Estante

O entendimento do significado preciso da Força Sindical, nascida em 1991, passa pela apreensão de pelo menos três dimensões presentes em sua origem e atuação dentro do cenário sindical brasileiro. Primeira: é uma central sindical que abraça o ideário neoliberal, em clara sintonia com as tendências mais nefastas do capitalismo das últimas duas décadas. É a nova direita, fortemente ideologizada, presente no sindicalismo dos anos 90, em clara sintonia com a mistificadora e jocosa onda Fukuyama. Segunda característica: além deste ideário, sua origem tem inteira sustentação na velha estrutural sindical brasileira, que precisava buscar novos caminhos de atuação, que não poderiam mais ser preenchidos pelo velho peleguismo. A Força Sindical operava esta simbiose entre o velho sindicalismo e as tendências mais nefastas do ideário neoliberal.

Mas há ainda uma terceira dimensão, necessária quando se quer entender a atuação da FS: trata-se de uma entidade sindical que, além dos pontos anteriormente citados, depende em grande medida da figura de sua principal (ou única) liderança: Luiz Antonio de Medeiros.

É exatamente nesta dimensão que o livro de Vito Giannotti se detém. Medeiros Visto de Perto é um retrato-reportagem daquela figura que inicia-se no movimento sindical como membro do PCB e hoje é braço direito da mais nefasta e truculenta direita brasileira, Maluf e cia. Vito Giannotti procura percorrer esta trajetória, tentando separar mistificação e realidade, ambas presentes quando se fala de Medeiros. Do seu "exílio voluntário" no Chile, passando pela escola de formação de quadros do (neo)stalinismo soviético, nos anos 70, até seu retorno ao Brasil quando estava nascendo o novo sindicalismo, ao qual Medeiros nunca se filiou. Desde logo foi escalado pelo PCB para aliar-se a Joaquim dos Santos Andrade, interventor junto ao Sindicato dos Metalúrgicos de São Paulo. A primeira manipulação já estava presente: " ... de metalúrgico Medeiros não teve quase nada. Ele, em São Paulo, chegou a trabalhar poucos meses, na K.G. Sorensen e poucos dias em uma pequena fábrica, Metalúrgica Forin. Foi um emprego arrumado para que ele pudesse se disfarçar de metalúrgico... Hoje, no seu histórico, veiculado pela mídia, Medeiros ostenta o título de mecânico de manutenção na fábrica Gradiente. Na Gradiente, Medeiros nunca entrou para trabalhar. Foi um caso de estelionato e empulhação política", fato posteriormente relatado pela revista Veja.
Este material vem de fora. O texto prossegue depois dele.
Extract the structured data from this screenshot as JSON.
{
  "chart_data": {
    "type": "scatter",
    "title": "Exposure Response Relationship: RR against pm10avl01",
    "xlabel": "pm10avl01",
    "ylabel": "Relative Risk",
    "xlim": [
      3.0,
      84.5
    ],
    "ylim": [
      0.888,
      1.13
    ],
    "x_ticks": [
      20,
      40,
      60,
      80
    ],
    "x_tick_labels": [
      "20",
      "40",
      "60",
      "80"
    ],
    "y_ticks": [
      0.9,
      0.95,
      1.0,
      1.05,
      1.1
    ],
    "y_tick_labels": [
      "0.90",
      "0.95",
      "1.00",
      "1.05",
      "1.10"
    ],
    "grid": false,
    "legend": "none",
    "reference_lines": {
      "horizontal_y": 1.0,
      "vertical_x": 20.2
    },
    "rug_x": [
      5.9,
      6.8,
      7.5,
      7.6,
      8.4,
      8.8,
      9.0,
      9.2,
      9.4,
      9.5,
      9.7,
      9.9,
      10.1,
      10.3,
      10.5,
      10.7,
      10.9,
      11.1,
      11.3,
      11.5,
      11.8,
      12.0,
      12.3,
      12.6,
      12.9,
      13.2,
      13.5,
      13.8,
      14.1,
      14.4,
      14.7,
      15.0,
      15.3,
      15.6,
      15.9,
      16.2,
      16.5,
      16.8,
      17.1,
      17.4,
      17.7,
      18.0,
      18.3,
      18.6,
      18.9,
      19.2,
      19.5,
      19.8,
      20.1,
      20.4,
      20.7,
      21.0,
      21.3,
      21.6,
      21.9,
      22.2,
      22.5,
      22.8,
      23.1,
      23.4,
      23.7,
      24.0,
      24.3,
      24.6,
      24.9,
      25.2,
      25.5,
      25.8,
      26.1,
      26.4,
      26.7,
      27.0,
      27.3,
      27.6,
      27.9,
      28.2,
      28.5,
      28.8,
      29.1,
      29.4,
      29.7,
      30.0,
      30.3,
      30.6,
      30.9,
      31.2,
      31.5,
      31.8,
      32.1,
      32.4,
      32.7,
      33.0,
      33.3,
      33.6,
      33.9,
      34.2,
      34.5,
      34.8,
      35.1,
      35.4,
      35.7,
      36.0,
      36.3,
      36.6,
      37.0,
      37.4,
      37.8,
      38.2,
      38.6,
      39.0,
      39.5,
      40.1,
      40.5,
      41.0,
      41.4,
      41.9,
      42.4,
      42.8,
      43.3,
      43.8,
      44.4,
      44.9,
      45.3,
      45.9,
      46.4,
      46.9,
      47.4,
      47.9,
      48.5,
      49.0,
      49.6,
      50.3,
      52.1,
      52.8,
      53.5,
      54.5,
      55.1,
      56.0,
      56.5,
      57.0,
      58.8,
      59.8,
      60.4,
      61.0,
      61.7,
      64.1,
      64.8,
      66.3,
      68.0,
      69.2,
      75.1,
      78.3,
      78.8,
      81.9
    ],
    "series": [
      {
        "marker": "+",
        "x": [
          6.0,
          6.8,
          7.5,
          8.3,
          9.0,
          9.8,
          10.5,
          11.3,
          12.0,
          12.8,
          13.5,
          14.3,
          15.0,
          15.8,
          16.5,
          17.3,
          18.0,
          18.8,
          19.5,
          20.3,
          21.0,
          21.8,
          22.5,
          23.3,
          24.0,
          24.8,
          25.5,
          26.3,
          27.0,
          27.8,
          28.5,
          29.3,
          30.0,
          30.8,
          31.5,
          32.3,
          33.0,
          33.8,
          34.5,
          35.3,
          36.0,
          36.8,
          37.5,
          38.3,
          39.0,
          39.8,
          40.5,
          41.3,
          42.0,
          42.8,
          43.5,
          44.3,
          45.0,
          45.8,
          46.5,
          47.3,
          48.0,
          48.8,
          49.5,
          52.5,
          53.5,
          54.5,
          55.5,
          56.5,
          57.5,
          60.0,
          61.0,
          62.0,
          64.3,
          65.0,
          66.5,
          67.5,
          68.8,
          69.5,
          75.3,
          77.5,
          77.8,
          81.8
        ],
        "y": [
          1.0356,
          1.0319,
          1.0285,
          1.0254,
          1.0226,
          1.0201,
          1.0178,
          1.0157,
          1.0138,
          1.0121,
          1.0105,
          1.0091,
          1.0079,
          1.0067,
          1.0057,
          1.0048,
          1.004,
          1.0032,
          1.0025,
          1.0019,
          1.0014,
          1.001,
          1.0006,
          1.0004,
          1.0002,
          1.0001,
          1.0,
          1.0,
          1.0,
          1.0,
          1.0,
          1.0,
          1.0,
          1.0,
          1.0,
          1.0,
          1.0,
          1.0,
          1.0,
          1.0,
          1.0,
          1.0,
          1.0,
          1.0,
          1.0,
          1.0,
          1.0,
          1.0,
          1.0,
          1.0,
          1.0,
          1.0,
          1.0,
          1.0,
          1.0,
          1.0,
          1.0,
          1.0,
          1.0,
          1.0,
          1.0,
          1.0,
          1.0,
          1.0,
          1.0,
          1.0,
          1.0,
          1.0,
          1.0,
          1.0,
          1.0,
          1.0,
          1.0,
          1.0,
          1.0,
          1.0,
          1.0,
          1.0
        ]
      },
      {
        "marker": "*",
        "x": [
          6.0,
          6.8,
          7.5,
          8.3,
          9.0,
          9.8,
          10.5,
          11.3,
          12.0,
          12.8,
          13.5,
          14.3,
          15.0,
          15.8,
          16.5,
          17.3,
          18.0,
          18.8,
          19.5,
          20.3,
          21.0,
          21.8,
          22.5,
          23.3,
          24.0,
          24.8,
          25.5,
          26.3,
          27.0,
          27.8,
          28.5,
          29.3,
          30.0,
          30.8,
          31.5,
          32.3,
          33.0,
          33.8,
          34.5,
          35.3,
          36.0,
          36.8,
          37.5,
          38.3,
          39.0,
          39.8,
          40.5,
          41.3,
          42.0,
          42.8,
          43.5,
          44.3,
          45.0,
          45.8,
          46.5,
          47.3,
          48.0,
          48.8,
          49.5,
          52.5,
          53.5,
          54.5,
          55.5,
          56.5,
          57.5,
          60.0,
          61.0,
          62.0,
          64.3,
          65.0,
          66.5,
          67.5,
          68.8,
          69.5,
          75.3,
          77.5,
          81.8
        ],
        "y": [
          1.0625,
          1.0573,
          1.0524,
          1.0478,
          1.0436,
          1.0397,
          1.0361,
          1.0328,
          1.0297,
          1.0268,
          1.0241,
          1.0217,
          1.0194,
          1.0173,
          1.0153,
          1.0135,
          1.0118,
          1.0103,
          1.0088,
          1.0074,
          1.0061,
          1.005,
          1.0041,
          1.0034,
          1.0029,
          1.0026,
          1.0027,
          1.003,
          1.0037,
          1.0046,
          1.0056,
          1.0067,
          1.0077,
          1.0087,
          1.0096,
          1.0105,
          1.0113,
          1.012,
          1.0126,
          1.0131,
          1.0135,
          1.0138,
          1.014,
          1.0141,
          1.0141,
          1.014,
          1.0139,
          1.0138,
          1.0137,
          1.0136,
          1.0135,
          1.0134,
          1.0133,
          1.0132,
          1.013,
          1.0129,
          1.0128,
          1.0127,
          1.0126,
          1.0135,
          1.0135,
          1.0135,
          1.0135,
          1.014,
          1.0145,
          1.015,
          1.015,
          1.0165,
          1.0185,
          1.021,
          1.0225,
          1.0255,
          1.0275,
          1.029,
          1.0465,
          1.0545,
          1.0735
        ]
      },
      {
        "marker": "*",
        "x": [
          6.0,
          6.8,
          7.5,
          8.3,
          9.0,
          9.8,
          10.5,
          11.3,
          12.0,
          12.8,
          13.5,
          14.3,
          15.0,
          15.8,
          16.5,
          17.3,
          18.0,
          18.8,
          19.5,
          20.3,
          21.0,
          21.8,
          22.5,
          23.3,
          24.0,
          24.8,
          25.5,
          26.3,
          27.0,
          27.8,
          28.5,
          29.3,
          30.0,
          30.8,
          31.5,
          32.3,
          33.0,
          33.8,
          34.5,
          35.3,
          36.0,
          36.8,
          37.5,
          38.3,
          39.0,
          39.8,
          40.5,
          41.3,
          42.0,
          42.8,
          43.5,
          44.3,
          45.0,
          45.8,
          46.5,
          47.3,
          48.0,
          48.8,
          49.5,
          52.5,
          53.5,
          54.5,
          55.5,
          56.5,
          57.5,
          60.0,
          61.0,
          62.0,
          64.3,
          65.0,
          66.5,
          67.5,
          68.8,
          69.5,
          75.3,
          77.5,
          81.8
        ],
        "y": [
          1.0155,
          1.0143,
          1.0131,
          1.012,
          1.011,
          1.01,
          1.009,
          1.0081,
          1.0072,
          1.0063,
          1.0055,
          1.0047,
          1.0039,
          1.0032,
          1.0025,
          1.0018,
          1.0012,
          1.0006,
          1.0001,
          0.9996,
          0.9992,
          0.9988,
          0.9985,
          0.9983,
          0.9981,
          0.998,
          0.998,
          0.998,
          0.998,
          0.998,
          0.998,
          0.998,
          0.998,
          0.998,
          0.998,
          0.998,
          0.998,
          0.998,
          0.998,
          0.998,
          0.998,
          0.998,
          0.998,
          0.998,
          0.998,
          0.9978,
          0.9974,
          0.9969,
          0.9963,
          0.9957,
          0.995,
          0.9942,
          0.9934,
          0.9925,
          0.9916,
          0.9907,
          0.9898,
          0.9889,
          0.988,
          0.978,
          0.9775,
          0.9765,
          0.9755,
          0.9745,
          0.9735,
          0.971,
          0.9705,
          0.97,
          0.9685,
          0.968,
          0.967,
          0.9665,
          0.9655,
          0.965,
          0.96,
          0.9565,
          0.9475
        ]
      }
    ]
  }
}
De metalúrgico biônico ao gangsterismo sindical, foi uma trajetória rápida. Aliou-se a Joaquinzão, seguindo a orientação conciliadora do PCB para, uma vez na máquina burocrática sindical, ver-se livre dos dois: afastou-se de Joaquinzão e rompeu com o PCB. Foi então que, junto com Magri, deu início ao que se chamou sindicalismo de resultados, em verdade uma variante do bussiness unionism norte-americano, do sindicalismo de negócios. A sua aparência de apoliticismo, tanto apregoada pela FS, era, em realidade, a expressão mais politizada de um sindicalismo de extração burguesa, privatizante, inteiramente articulado aos interesses da ordem. A campanha militante pela privatização da Companhia Siderúrgica Nacional e demais estatais, bem como o apoio, até o fim, ao neoliberalismo corruptor e objeto do Collor, são alguns exemplos que pautaram a ação de Medeiros.

Vito Giannotti mostra toda esta trajetória, da qual Um Projeto para o Brasil, lançado em 1993, é a expressão ideológico-programática, e os convênios milionários com instituições controladas por Medeiros, como a sigla IBES (Instituto Brasileiro de Estudos Sindicais), é a outra expressão do gomperismo sindical brasileiro, nefasto e corrupto, inspirado na variante sindical norte-americana.

O texto traz um capítulo, bem como um anexo, voltado para esta face pouco difundida, pela mídia, sobre Luiz Antonio de Medeiros. (conforme documentação apresentada no livro pelo deputado estadual do PT, Luiz Azevedo).

Se a Força Sindical não conta hoje com a mesma presença intensa e sistemática na mídia, isto não se deve a nenhum "desvio" de rota daquela entidade, mas a uma arquitetura muito mais engenhosa e inteligente dos setores dominantes, sintonizada com a era do sindicalismo de envolvimento de tipo toyotista, em tentar "modernizar" (o correto seria falar em domesticar) o novo sindicalismo praticado pela CUT. O que, se viesse a ocorrer, tomaria desnecessária a existência da FS. Que, entretanto, permanece em plena disponibilidade para o capital.

Ricardo Antunes é professor da Unicamp e autor de Adeus ao Trabalho?